I am trying to extract specific columns from a .bam file. The columns are tagged with a prefix “TX:Z:” and “GX:Z:”. I seen people using perl
to get specific columns, however, I don’t understand the logic well enough to adjust for my case. I can’t just save the output and subset in R because the file is too large.

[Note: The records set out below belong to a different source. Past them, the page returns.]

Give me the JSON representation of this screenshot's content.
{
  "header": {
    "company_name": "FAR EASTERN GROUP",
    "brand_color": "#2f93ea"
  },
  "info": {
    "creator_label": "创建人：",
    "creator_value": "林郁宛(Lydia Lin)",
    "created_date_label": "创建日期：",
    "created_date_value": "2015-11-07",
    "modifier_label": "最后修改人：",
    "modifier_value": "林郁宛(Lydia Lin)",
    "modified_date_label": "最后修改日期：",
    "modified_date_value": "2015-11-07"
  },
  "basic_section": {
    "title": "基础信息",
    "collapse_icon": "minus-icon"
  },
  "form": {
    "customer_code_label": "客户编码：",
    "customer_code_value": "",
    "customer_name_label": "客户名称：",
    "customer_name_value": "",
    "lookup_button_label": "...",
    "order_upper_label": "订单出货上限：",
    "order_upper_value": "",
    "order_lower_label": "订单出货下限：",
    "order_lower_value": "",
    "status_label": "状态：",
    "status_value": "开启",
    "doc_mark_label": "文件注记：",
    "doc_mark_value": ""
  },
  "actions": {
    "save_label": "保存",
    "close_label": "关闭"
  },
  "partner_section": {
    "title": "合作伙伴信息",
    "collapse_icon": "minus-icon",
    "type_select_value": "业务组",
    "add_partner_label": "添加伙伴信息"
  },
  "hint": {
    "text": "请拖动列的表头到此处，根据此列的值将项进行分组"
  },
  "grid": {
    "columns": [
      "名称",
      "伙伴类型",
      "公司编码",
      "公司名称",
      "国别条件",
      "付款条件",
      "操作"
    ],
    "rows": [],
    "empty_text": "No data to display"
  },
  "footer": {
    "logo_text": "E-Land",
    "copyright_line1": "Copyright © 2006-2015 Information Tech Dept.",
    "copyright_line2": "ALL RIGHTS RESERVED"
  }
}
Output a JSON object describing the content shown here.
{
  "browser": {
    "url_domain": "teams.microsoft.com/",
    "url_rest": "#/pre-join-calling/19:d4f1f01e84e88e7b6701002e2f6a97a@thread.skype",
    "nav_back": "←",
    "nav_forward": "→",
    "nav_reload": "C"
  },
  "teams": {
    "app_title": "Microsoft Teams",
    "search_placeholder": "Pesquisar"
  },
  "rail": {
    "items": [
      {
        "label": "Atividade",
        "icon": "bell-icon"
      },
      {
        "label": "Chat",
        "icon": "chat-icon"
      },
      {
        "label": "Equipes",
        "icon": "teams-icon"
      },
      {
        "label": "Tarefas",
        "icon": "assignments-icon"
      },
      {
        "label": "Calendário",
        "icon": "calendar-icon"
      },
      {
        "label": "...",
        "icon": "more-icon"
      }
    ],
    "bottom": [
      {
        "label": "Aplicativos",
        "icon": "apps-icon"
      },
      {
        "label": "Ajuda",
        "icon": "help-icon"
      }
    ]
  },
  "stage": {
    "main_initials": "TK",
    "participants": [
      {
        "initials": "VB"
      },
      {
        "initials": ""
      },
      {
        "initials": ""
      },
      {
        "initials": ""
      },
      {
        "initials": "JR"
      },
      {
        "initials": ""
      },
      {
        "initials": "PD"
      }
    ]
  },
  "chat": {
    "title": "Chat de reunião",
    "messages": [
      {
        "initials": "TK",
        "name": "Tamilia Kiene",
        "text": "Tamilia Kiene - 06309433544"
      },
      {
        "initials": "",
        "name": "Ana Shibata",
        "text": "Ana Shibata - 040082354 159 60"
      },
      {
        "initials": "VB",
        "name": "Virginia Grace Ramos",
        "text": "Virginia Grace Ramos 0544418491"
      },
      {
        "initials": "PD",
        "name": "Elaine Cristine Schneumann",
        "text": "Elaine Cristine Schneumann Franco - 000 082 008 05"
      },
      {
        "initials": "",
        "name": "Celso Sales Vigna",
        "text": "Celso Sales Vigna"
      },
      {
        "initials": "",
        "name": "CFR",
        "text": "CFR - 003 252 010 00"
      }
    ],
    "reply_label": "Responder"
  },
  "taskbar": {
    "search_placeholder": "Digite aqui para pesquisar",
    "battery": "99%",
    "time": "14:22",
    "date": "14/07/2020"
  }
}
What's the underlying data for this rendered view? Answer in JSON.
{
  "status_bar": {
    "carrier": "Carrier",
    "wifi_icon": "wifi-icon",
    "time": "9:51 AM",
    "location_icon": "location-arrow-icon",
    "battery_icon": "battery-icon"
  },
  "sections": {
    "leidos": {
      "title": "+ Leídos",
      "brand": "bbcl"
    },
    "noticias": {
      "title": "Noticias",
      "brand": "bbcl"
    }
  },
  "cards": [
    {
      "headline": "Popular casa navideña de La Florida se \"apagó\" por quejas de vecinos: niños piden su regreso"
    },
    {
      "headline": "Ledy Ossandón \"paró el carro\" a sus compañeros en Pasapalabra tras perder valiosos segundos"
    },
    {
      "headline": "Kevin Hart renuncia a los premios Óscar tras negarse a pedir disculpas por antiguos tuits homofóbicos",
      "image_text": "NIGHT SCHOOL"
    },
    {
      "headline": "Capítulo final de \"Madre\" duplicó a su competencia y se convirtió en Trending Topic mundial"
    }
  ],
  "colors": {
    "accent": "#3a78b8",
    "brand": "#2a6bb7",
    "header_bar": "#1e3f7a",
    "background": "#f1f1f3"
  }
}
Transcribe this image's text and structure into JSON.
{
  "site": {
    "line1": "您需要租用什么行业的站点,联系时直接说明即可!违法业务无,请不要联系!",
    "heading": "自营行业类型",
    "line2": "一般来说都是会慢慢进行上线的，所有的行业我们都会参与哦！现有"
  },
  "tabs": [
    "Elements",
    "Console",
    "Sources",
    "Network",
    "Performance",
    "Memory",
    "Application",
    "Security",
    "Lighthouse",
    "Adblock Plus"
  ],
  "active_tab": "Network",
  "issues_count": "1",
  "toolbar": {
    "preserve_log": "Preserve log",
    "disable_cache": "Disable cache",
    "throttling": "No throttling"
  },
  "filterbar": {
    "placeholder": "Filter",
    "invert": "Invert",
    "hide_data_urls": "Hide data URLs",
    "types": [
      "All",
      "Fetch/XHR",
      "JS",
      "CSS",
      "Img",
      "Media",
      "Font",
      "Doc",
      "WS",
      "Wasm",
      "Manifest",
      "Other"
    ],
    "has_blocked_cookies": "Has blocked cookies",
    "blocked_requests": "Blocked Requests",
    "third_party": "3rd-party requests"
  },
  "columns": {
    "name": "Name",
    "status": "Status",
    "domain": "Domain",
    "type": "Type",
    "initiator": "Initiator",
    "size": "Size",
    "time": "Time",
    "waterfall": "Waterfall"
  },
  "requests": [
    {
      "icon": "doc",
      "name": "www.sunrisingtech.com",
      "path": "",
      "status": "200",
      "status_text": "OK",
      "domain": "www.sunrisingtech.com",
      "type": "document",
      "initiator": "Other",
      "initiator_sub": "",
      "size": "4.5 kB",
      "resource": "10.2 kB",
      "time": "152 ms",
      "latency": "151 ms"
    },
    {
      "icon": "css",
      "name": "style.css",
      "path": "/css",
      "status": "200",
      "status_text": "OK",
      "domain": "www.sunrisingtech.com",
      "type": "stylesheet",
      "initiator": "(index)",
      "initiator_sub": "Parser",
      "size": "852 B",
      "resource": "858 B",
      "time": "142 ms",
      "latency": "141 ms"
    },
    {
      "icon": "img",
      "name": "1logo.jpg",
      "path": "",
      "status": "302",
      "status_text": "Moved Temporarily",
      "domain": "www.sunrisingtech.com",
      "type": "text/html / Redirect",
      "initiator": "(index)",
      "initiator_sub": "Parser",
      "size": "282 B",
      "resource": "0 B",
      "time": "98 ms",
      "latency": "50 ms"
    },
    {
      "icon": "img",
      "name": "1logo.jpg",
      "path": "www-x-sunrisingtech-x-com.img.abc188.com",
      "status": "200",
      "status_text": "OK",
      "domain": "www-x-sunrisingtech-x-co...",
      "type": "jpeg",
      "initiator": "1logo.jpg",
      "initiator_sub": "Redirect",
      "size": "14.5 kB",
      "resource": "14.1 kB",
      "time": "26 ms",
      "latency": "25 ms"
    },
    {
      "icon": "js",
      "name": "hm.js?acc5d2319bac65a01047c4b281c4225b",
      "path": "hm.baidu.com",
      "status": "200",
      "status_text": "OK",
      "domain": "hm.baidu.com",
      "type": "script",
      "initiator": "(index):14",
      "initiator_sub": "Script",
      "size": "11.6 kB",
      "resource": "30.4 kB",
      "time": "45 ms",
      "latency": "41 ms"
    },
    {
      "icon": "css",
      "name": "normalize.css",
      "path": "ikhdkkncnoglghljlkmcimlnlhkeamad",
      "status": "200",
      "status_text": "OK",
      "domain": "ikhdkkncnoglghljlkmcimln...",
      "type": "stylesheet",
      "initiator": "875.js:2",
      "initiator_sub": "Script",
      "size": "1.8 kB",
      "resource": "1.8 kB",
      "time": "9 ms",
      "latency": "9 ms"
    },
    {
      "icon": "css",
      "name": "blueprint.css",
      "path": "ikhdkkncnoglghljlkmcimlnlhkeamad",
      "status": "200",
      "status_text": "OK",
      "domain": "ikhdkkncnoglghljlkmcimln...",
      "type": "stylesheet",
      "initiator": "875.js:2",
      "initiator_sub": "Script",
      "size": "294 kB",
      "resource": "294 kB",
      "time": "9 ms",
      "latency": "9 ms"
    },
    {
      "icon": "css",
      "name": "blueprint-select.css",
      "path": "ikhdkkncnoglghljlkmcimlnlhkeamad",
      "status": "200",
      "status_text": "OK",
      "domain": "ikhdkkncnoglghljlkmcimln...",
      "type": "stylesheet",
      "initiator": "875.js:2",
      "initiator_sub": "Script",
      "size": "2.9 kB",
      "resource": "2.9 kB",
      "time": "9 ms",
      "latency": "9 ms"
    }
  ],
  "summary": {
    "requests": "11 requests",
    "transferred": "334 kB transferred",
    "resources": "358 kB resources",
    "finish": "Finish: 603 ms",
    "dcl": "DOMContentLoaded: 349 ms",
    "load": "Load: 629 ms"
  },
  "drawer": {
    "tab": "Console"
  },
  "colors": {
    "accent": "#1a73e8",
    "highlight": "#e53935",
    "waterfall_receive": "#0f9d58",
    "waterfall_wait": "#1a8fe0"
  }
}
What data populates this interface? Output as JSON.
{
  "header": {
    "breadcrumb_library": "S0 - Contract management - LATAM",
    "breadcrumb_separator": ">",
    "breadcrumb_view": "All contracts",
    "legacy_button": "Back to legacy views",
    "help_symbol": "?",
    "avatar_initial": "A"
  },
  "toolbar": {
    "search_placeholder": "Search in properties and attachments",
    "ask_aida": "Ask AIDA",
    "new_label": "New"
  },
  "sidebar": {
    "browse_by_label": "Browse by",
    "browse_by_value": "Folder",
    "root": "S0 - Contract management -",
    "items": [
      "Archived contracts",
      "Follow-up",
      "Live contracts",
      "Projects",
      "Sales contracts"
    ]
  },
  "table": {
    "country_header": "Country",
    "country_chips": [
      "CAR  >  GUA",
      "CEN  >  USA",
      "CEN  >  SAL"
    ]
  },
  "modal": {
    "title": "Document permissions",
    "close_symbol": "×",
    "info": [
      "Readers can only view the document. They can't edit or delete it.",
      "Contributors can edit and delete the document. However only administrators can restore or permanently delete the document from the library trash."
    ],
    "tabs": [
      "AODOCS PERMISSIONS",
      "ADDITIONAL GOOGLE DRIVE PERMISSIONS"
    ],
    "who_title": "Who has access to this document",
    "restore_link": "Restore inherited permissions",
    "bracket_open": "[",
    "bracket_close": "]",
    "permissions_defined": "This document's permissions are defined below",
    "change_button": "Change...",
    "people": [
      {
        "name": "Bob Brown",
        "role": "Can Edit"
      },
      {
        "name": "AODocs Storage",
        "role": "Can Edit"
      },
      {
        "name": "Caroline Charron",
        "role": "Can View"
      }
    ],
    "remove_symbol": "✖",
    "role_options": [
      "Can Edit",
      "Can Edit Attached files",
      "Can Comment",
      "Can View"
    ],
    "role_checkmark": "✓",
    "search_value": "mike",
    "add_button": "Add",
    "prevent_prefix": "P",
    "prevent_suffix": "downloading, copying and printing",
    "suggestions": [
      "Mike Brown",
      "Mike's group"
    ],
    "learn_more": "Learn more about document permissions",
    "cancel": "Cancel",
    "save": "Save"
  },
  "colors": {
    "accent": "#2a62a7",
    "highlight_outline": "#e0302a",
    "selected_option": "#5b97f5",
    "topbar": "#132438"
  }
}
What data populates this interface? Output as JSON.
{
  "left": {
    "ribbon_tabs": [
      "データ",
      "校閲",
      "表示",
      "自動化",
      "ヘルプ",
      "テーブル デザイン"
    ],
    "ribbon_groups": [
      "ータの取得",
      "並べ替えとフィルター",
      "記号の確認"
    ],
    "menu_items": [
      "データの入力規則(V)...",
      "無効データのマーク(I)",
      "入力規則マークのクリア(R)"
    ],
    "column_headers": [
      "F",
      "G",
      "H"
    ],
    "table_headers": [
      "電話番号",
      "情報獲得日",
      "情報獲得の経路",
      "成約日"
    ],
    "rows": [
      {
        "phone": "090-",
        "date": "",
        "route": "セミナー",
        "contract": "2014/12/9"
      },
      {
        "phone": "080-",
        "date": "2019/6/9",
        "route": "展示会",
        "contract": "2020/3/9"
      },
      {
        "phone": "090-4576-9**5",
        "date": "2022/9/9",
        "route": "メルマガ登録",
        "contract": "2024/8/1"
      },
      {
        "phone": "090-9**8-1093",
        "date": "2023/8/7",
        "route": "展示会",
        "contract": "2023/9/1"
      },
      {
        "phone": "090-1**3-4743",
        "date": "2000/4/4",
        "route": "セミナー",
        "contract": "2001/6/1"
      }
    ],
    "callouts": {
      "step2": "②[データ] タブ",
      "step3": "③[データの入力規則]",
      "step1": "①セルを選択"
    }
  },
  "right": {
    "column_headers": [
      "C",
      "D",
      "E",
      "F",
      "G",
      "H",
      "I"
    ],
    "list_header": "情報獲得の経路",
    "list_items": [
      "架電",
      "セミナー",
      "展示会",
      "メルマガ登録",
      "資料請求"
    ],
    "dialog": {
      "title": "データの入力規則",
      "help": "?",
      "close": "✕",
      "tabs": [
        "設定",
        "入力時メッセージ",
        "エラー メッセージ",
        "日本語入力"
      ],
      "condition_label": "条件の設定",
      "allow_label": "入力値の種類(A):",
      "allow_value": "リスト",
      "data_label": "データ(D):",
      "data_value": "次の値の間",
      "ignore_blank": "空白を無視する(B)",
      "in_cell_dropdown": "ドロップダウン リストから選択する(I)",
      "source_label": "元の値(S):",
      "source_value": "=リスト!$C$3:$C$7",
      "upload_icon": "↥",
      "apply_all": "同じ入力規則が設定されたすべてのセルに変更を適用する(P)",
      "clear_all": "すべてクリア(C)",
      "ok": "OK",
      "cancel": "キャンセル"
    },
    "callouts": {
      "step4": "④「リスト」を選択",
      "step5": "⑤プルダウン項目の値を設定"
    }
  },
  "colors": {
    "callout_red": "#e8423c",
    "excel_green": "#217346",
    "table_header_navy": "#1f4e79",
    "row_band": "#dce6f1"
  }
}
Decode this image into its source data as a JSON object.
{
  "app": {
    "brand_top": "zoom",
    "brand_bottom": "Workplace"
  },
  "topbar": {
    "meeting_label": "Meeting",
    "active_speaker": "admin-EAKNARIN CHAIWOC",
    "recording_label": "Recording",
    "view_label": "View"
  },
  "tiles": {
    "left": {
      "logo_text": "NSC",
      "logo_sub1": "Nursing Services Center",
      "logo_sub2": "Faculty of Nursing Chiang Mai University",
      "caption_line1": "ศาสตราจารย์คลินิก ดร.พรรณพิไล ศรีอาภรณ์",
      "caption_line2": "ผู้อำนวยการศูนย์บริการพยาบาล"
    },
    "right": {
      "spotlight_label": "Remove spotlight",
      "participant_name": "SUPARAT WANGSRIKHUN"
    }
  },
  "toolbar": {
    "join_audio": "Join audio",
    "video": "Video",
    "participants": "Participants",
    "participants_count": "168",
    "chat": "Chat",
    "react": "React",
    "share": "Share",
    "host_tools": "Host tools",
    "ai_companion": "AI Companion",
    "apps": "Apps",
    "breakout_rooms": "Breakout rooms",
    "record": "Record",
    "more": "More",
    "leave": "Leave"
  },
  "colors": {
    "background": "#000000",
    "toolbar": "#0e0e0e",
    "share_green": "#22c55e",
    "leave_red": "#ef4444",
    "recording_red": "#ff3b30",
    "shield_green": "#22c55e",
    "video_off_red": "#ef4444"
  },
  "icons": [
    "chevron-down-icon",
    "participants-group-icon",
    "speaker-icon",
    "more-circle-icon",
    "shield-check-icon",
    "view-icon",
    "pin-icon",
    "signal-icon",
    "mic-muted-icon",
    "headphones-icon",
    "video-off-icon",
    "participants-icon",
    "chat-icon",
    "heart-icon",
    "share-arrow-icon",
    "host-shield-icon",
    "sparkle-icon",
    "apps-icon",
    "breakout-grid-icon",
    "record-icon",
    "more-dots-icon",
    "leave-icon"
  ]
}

Otherwise, if there is a samtools solution, that would also be great. I am trying to extra the accession numbers. The bam files were generated from scRNAseq libraries and cell ranger (10x).
Here are 3 lines:
A01604:525:HKHMKDRX3:2:2178:19253:32612 16 NC_030416.2 10591 255 47M2I41M * 0 0 TGATAAATACACAGTTCATTCCTCATACACAAAGACAAAATAAAACACAGAGTATTACAGACGACAAAAGAGAAGGAAGATGGAGATGTG FFFFFFFFFFFFFFFF:FFFF,FFF:FFFFFF::FFFF:FFF:F:F:F:FFFFFFFFFFFFFFFFFFFFFFFFFFFFFFFFFFFFFFFFF NH:i:1 HI:i:1 AS:i:80 nM:i:0 RG:Z:SP1L_IGM_plus:0:1:HKHMKDRX3:2 TX:Z:XR_008397195.1,+3112,41M2I47M GX:Z:khdc4 GN:Z:khdc4 fx:Z:khdc4 RE:A:E xf:i:25 CR:Z:TTGACCCCCATCGTTG CY:Z:FFFFFFFFFFFFF:FF CB:Z:TTGACCCCAATCGTTG-1 UR:Z:ACCCTAACCCCA UY:Z:FFFFFFFFFFFF UB:Z:ACCCTAACCCCA
A01604:525:HKHMKDRX3:1:2144:31973:6167 16 NC_030416.2 10800 255 90M * 0 0 ACAGACAACGATGCATCCAGATGTCTGTTAGGGAATTAAGAGTTTTAATATTATTTCTTGTAGCTTCCAAAGTCTTTACTCTGGCTGGTG FFFFFFFFFFFFFFFFFFFFFFFFFFFFFFFF:FFFFFFFFFFFFFFFFFFFFFFFFFFFFFFFFFFFFFFFFFFFFFFFFFFFFFFFFF NH:i:1 HI:i:1 AS:i:84 nM:i:2 RG:Z:SP1L_IGM_plus:0:1:HKHMKDRX3:1 TX:Z:XR_008397195.1,+2901,90M GX:Z:khdc4 GN:Z:khdc4 fx:Z:khdc4 RE:A:E xf:i:25 CR:Z:ACCTGAATCGCCAATA CY:Z:FFFFFFFFFFFFFFFF CB:Z:ACCTGAATCGCCAATA-1 UR:Z:AGGGCACTGTCA UY:Z:FFFFFFFFFFFF UB:Z:AGGGCACTGTCA
A01604:525:HKHMKDRX3:2:2163:18810:10958 1040 NC_030416.2 10839 255 73M17S * 0 0 GAGTTTTAATATTATTTCTTGTAGCTTCCAAAGTCTTTACTCTGGCTGGTGTTATGAGGTAAAATAGGGGATTAGGTGTAAGTATTACAG FFFFFFFFFFFFFFFFFFFFFFFFFFFFFFFFFFFFFFFFFFFFFFFFFFFFFFFFFFFFFFFFFFFFFFFFFFFFFFFFFF:FFFFFFF NH:i:1 HI:i:1 AS:i:69 nM:i:1 RG:Z:SP1L_IGM_plus:0:1:HKHMKDRX3:2 TX:Z:XR_008397195.1,+2879,17S73M GX:Z:khdc4 GN:Z:khdc4 fx:Z:khdc4 RE:A:E xf:i:17 CR:Z:ACCTGAATCGCCAATA CY:Z:FFFFFFFFFFFF:FFF CB:Z:ACCTGAATCGCCAATA-1 UR:Z:AGGGCACTGTCA UY:Z:FFFFFFFFFFFF UB:Z:AGGGCACTGTCA
I tried selecting the specific columns using awk
but it seems like the in some rows there is an extra tab, meaning an extra column is added to these rows.